SANIELEVICI, HENRIC (1875–1951), Romanian literary critic and biologist. Born in Botoşani, Moldavia, Sanielevici pursued two entirely separate careers, one scientific and the other literary. His polemical gifts revealed themselves in the articles which he contributed – some under the pseudonym Hassan – to leading Romanian periodicals and newspapers. He held that literary works contained two types of phenomena: the sociological and the psychological. The former was to be clarified and coordinated on the basis of materialistic principles of history, the latter on what Sanielevici himself termed "differential psychology" and "the psycho-physiology of race." Sanielevici particularly opposed ultra-nationalistic tendencies in Romanian literary circles and from 1903 published critical essays and studies written in a vigorous and uncompromising spirit. The most important were collected in Incercaˇri critice (1903), Cercetări critice ṣi filosofice (1916), Studii critice (1920), and Alte cercetări critice ṣi filosofice (1925).

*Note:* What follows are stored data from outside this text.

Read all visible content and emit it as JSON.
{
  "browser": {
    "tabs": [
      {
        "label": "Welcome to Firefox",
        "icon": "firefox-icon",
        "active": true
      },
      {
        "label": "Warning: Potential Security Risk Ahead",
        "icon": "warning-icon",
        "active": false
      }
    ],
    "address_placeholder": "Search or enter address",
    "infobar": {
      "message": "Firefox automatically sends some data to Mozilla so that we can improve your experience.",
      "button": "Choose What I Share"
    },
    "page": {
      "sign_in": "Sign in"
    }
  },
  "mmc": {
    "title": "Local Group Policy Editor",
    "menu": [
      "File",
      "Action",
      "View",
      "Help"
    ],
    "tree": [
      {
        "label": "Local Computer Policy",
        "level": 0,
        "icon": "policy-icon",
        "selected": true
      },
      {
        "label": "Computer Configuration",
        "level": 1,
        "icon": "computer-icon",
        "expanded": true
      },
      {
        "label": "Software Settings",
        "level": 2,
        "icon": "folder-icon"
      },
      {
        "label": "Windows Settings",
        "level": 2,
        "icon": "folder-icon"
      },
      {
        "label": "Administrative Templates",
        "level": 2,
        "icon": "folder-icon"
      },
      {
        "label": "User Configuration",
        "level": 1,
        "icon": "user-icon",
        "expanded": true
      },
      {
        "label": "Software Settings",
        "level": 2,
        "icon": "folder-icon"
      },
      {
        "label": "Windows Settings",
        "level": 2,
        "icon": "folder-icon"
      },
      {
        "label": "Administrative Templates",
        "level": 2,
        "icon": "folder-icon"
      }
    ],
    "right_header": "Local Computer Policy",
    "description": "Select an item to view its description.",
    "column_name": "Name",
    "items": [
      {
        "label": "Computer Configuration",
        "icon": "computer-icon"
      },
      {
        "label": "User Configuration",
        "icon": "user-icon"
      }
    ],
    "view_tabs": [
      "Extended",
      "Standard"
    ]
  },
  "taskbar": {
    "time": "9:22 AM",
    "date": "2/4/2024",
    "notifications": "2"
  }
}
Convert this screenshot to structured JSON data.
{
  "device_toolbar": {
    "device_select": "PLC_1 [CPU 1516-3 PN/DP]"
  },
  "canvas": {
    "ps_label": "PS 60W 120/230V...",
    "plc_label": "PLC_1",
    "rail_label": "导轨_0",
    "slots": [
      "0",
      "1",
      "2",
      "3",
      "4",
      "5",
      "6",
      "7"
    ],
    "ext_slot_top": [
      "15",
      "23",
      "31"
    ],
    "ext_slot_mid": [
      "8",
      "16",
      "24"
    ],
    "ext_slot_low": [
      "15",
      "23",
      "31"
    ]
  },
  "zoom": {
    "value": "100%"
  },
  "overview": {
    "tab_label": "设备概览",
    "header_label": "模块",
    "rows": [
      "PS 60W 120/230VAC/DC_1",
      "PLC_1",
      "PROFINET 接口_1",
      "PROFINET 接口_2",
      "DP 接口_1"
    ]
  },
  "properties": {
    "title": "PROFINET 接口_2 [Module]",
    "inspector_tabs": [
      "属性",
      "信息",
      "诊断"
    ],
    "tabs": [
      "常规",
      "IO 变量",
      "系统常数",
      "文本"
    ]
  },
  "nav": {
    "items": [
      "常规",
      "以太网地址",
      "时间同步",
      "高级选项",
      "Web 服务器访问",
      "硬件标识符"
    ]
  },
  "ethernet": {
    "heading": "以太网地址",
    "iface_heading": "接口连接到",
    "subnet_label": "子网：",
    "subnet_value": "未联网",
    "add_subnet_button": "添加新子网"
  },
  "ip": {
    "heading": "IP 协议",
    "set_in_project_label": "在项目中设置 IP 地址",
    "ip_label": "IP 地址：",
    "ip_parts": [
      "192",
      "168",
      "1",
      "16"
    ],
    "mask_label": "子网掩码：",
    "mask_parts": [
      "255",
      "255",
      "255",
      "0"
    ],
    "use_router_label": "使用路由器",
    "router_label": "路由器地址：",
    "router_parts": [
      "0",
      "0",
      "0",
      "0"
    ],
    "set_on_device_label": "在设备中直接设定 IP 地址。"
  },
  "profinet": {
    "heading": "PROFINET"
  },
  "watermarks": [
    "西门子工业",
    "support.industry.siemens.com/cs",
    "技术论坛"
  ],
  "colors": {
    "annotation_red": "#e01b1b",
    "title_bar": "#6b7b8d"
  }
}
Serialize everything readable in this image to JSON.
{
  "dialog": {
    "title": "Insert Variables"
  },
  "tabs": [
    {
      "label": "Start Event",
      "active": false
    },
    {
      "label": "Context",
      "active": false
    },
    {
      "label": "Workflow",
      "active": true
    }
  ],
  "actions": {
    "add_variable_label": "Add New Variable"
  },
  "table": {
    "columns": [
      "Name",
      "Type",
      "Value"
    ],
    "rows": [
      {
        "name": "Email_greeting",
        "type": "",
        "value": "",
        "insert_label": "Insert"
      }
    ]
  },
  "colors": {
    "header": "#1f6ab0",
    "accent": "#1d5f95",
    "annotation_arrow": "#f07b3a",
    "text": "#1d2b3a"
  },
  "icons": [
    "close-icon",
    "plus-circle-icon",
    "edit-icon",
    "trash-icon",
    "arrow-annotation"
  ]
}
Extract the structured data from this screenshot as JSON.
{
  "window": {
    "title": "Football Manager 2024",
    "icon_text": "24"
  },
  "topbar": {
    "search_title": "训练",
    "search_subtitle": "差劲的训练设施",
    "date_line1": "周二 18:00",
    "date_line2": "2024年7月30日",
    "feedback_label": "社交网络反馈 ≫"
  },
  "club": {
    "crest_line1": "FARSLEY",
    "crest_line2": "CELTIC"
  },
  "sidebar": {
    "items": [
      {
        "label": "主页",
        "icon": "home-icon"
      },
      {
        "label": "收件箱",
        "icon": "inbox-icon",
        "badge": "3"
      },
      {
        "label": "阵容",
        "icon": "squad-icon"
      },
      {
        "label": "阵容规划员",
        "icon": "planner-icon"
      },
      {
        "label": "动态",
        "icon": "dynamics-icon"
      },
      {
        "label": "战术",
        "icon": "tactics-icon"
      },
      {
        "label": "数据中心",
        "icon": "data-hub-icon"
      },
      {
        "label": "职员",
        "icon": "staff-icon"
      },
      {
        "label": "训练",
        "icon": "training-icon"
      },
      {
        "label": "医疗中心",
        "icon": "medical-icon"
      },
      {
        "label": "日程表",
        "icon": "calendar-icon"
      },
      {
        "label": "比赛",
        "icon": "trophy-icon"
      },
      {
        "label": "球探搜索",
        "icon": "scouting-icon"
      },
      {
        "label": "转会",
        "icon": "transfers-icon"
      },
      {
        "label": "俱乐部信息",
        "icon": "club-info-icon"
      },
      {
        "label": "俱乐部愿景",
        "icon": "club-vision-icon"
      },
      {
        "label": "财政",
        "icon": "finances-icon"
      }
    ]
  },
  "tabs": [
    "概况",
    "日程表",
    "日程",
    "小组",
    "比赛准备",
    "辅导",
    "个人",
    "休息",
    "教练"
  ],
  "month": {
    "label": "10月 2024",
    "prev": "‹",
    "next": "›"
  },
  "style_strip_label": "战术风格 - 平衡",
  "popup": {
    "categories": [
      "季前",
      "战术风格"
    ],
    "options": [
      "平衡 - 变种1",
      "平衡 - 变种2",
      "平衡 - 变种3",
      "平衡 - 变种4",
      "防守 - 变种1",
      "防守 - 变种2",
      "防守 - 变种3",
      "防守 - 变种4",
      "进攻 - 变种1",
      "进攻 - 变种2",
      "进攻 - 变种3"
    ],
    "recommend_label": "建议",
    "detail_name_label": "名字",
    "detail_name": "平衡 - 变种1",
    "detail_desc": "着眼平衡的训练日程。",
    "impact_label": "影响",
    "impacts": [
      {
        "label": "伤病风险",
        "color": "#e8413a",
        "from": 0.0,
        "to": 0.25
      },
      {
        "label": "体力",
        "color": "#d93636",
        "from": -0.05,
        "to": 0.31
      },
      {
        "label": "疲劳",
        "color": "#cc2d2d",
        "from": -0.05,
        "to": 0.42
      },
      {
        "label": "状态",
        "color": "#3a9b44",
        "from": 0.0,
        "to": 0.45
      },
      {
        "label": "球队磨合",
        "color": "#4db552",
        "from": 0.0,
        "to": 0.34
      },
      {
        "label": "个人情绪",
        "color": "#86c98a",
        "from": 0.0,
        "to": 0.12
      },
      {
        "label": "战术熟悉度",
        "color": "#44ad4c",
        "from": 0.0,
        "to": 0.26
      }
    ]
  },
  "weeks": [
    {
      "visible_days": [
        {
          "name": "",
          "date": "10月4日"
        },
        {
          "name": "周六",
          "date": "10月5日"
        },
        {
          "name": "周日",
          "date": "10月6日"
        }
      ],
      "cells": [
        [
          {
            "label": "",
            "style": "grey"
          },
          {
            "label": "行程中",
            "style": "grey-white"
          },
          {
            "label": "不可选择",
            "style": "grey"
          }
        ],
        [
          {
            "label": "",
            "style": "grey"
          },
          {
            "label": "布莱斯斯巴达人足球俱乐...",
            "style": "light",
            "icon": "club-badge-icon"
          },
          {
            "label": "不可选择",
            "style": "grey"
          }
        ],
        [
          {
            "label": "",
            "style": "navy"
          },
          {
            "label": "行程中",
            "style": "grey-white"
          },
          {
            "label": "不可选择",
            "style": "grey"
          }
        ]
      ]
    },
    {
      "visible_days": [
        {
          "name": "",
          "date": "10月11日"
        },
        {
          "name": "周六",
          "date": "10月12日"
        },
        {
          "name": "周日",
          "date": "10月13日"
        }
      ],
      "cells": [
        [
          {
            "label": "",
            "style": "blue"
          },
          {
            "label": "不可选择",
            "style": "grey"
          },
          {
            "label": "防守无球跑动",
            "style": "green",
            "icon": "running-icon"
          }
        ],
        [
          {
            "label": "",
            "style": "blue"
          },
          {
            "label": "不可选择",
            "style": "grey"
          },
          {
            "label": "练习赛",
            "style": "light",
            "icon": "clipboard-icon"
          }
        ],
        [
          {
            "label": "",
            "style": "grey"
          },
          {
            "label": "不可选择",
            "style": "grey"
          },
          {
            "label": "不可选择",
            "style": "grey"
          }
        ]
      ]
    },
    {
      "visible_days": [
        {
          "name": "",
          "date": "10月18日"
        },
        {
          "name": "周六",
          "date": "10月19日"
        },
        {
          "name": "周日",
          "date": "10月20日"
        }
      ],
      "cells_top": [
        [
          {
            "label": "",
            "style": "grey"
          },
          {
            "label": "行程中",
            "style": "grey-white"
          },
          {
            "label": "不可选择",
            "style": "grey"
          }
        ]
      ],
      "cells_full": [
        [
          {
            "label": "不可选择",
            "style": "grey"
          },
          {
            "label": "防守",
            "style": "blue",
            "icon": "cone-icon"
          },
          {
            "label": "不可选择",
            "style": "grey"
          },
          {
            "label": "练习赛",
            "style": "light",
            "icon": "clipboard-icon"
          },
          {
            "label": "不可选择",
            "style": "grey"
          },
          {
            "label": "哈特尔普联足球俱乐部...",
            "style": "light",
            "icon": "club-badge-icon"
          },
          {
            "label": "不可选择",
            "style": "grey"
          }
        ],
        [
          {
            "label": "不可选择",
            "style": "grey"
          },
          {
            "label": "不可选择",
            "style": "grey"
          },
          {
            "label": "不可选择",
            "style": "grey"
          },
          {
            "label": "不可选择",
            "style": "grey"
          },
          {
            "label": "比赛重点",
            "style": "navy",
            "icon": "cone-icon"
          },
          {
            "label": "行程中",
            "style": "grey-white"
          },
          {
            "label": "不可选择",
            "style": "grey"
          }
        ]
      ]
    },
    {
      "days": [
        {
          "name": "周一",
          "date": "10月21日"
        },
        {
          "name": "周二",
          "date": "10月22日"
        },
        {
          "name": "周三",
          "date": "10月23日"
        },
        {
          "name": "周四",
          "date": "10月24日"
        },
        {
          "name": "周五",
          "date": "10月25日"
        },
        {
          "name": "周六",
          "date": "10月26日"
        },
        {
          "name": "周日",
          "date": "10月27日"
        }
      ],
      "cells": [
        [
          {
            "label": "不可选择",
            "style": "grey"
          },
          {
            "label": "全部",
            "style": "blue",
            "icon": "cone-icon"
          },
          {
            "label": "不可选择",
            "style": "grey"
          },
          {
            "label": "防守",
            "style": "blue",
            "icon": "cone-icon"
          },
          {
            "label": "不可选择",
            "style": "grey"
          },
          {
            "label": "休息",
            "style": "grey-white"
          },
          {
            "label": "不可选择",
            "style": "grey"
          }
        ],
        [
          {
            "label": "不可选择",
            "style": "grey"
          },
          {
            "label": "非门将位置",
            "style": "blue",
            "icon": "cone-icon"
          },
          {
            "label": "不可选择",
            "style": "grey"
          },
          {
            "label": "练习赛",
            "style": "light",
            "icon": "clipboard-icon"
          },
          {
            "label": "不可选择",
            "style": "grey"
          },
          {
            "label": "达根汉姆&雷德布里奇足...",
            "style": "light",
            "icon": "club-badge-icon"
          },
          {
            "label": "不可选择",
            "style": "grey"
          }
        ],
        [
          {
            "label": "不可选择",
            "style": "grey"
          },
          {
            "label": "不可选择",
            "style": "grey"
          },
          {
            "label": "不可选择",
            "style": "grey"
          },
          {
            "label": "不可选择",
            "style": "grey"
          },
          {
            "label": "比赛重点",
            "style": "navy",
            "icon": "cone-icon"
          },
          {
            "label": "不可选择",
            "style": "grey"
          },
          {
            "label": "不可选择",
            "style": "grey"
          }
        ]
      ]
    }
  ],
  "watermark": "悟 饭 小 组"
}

Sanielevici's work as a biologist eventually led him to the issue of race. In La vie des mammifères et des hommes fossiles déchiffrée à l'aide de l'anatomie (1926), he examined and compared the organs of mastication and digestion in man and other mammals in order to explain the development of man and the ethnic diversity of mankind. Within a decade he had entered the fight against Nazi racial theories with his two-volume work In slujba Satanei ("In the Service of the Devil", 1930–35). Here he rejected the usual criteria of language and nation, and determined race solely according to anthropological type. He also endeavored to establish psychological constants that would explain national characteristics, thus setting forth a new theory of race and racial psychology. Though originally an advocate of Jewish assimilation, Sanielevici greatly modified his views after World War I.
P.P. Negulescu, in: Analele Academiei Române, 2nd. ser., 38 (1915–16); E. Lovinescu, Critice, 8 (1923), 117; G. Caˇlinescu, Istoria literaturii Române… (c. 1941), 569–70; idem, Ulysse (1967), 261–5.